Caroline Nisand, directrice de la protection judiciaire de la jeunesse :

Comme vous, nous constatons que les acteurs du secteur travaillent en silos et que leur articulation est insuffisante. Le principe de subsidiarité n'est pas respecté, ce qui occasionne une judiciarisation excessive de la protection de l'enfance. En principe, pourtant, l'autorité judiciaire ne devrait intervenir que de manière résiduelle dans ce domaine. Or plus de 80 % des mineurs bénéficient d'une prise en charge sur décision judiciaire ; ce n'est pas sans conséquences sur le fonctionnement de la justice, ni sur les mesures proposées.

Les mesures ordonnées par l'autorité judiciaire sont mises en œuvre bien trop tardivement, voire ne sont pas exécutées – c'est dramatique. Cela conduit à demander à la PJJ des mesures d'investigation éducative, pour s'assurer que des éducateurs se rendent dans les familles et suivent les mineurs. Ces effets collatéraux sont régulièrement dénoncés par les magistrats des mineurs.

Le manque de places d'accueil a aussi des conséquences sur les décisions de l'autorité judiciaire : la solution optimale – placement, suivi en milieu ouvert – ne peut pas nécessairement être retenue.

Nous souffrons aussi d'un manque criant de statistiques uniformisées, qui permettraient de juger de l'efficacité de cette politique publique. Nous disposons, d'une part, des statistiques des départements, qui ne sont pas harmonisées, et d'autre part, de celles, très limitées, du ministère de la justice – le tout, sans interopérabilité. Le logiciel Parcours que nous déployons actuellement devrait nous offrir une meilleure visibilité, mais son implémentation demandera plusieurs années et implique une refonte des dispositifs de remontée des données. Là encore, nous sommes dépendants des crédits qui nous sont alloués.

Par ailleurs, les départements et la PJJ sont confrontés à une crise d'attractivité des métiers de la filière socio-éducative.

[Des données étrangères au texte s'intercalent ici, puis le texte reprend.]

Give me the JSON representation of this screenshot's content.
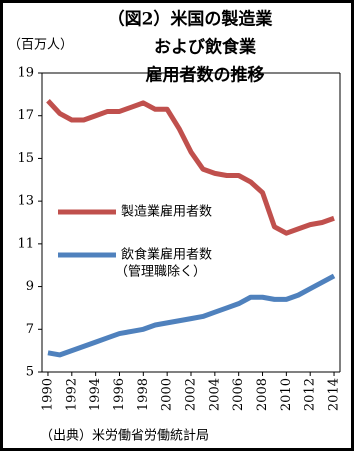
{
  "chart_data": {
    "type": "line",
    "title": [
      "（図2）米国の製造業",
      "および飲食業",
      "雇用者数の推移"
    ],
    "y_label": "（百万人）",
    "source": "（出典）米労働省労働統計局",
    "x": [
      1990,
      1991,
      1992,
      1993,
      1994,
      1995,
      1996,
      1997,
      1998,
      1999,
      2000,
      2001,
      2002,
      2003,
      2004,
      2005,
      2006,
      2007,
      2008,
      2009,
      2010,
      2011,
      2012,
      2013,
      2014
    ],
    "xlim": [
      1989.5,
      2014.5
    ],
    "xticks": [
      1990,
      1992,
      1994,
      1996,
      1998,
      2000,
      2002,
      2004,
      2006,
      2008,
      2010,
      2012,
      2014
    ],
    "ylim": [
      5,
      19
    ],
    "yticks": [
      5,
      7,
      9,
      11,
      13,
      15,
      17,
      19
    ],
    "series": [
      {
        "name": "製造業雇用者数",
        "color": "#c0504d",
        "values": [
          17.7,
          17.1,
          16.8,
          16.8,
          17.0,
          17.2,
          17.2,
          17.4,
          17.6,
          17.3,
          17.3,
          16.4,
          15.3,
          14.5,
          14.3,
          14.2,
          14.2,
          13.9,
          13.4,
          11.8,
          11.5,
          11.7,
          11.9,
          12.0,
          12.2
        ]
      },
      {
        "name": "飲食業雇用者数",
        "note": "（管理職除く）",
        "color": "#4f81bd",
        "values": [
          5.9,
          5.8,
          6.0,
          6.2,
          6.4,
          6.6,
          6.8,
          6.9,
          7.0,
          7.2,
          7.3,
          7.4,
          7.5,
          7.6,
          7.8,
          8.0,
          8.2,
          8.5,
          8.5,
          8.4,
          8.4,
          8.6,
          8.9,
          9.2,
          9.5
        ]
      }
    ]
  }
}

Nous n'avons pas suffisamment de candidats aux concours, ce qui nous conduit à recruter des contractuels insuffisamment formés : ils sont 22 % au niveau national et peuvent atteindre 40 % à 45 % dans certains territoires, notamment dans les métiers de l'hébergement, les plus difficiles, qui requièrent du personnel aguerri. Cette situation constitue un risque pour les mineurs : il faut posséder un socle commun de connaissances pour leur offrir une prise en charge de qualité, d'autant qu'ils présentent de plus en plus de troubles mentaux, de problèmes de santé et d'addictions.

Dans un tel contexte, comment avancer ? Il ne suffit évidemment pas d'assister à des commissions – vous l'avez souligné –, même s'il est important que l'État soit représenté dans les instances de gouvernance nationale des dispositifs en question. Je suis cependant persuadée que c'est au niveau local que nous pouvons faire avancer les choses. Nos services déconcentrés s'efforcent d'assurer une présence dynamique de l'État dans les territoires, tout particulièrement dans les instances quadripartites, pleinement opérationnelles : elles sont l'occasion de dresser un état des lieux avec les départements, les magistrats du siège, ceux du parquet et la PJJ, de fixer des objectifs communs en matière de délais d'exécution des décisions de justice, d'identifier des dysfonctionnements et d'élaborer des solutions. Tous les départements n'en sont malheureusement pas dotés. Nous élaborons un décret qui vise à institutionnaliser ces commissions quadripartites, afin qu'elles se tiennent partout de manière régulière – idéalement, quatre fois par an –, sans dépendre du bon vouloir des départements. Nos services déconcentrés œuvrent résolument en ce sens.

Nous misons aussi beaucoup sur les CDPE, qui, pour le moment, sont expérimentés dans dix départements. Ils ont le mérite de mobiliser les acteurs des commissions quadripartites, mais aussi le préfet, le président du conseil départemental, divers acteurs du champ de la protection de l'enfance et les agences régionales de santé (ARS) – la présence de ces dernières étant essentielle pour mieux prendre en charge les problèmes d'addictions et de santé mentale.

Il nous paraîtrait utile d'unifier les observatoires départementaux de la protection de l'enfance et les CDPE ; la gouvernance de ces instances y gagnerait en lisibilité.